We have entered the Advent season once again. The Sunday before Advent was the final one in the annual church calendar—Christ the King Sunday. The whole cycle culminated in a celebration of Christ’s final victory and glory. It ended on a high note. But now with Advent it starts up all over again. We begin at the beginning. The story we rehearse is a journey toward glory, but it gets there only by way of Good Friday, the cross and suffering. In biblical imagery it is the Lamb that is upon the throne—the one who suffered and died was vindicated by God and now has a name that is above every name.
But Advent is a reminder that the one who became King of Kings began his journey as a child—as one without power or clout, as a dependent who was obliged to submit to earthly parents during his growing-up years. The story begins with the Eternal Son’s acceptance of the identity and place of a child. The first Adam hit the deck running as a mature adult, but the second Adam—the one who symbolized a new beginning for humanity—began not as an adult, but as an infant, a dependent.
He submits himself to childhood, with its absence of control and its unavoidable humility. We are very familiar with the manger scene depicted in Luke 2 and celebrated in carols like “Away in a Manger.” Perhaps less frequently we consider a poignant observation later on in the same chapter, after the boy Jesus went missing in the temple for a few days and was finally located. Then, after everything got sorted out, Luke says that “he went down to Nazareth with [his parents], and was obedient to them” (2:51).
He was obedient to them. We know nothing about Joseph’s character or competence, whether he was bright or slow, gracious or irritating, a hard worker or undisciplined. Ultimately, however, it didn’t matter. Regardless of his earthly parents’ strengths or deficiencies, he submitted to them.

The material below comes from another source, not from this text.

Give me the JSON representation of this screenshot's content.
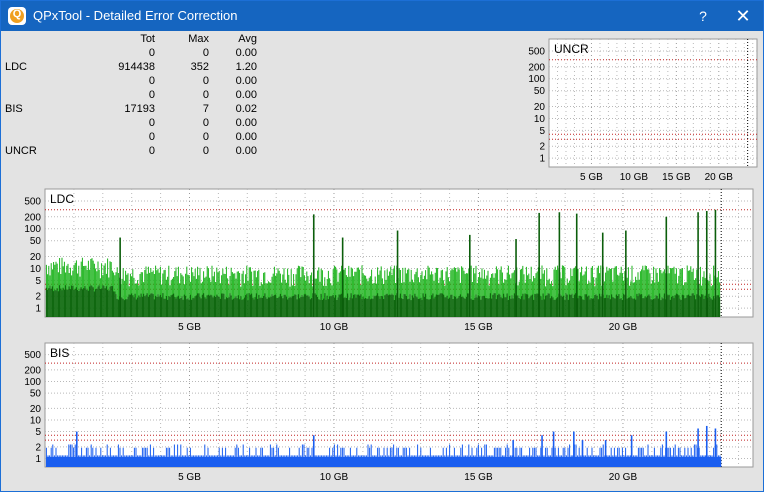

The overall pattern of Christ’s life now comes into focus: first humility, later suffering, and finally glory.
Jesus’ experience of childhood undoubtedly shaped his subsequent thinking. Perhaps it is there in his prediction of Peter’s old-age regression—when he would be dressed by another, and taken where he did not want to go. Jesus knew personally what that was like.
Perhaps this explains why Jesus highlighted children as exemplars of the Kingdom of God—not so much for their innocence (as is commonly assumed) as for their submissive acceptance of their powerlessness. And is it possible that Jesus’ heroic Gethsemane prayer, “Not my will, but yours be done” expressed an attitude he had learned through the discipline of childhood back at the beginning?
Presumably it was not always easy for him either. Jesus had to learn this obedience (Heb. 5:8). He learned what the TNIV aptly describes as the art of “reverent submission.” In doing so Christ models a spirituality of childlikeness. It is, admittedly, an assault on our egos. It challenges our fierce sense of autonomy. And that’s the point.
The spiritual theologian Richard Foster has observed that “the idolatry of today is the idolatry of power.” If this is true, and it certainly appears to be, then the advice found in the Epistle of First Peter was never more applicable than it is right now: “Humble yourselves, therefore, under God’s mighty hand, that he may lift you up in due time” (5:6). This is an inspired biblical command; it is also, in effect, a commentary on the life of Jesus himself.
As apprentices to Jesus (for after all, what else are Christians?) we are invited to embrace this pattern for ourselves. The path to glory goes through suffering, and just as surely it begins in a spirit of humble submission and dependence. May we breathe a quiet “amen” to this in our heart of hearts. Advent reminds us that it all starts with a child.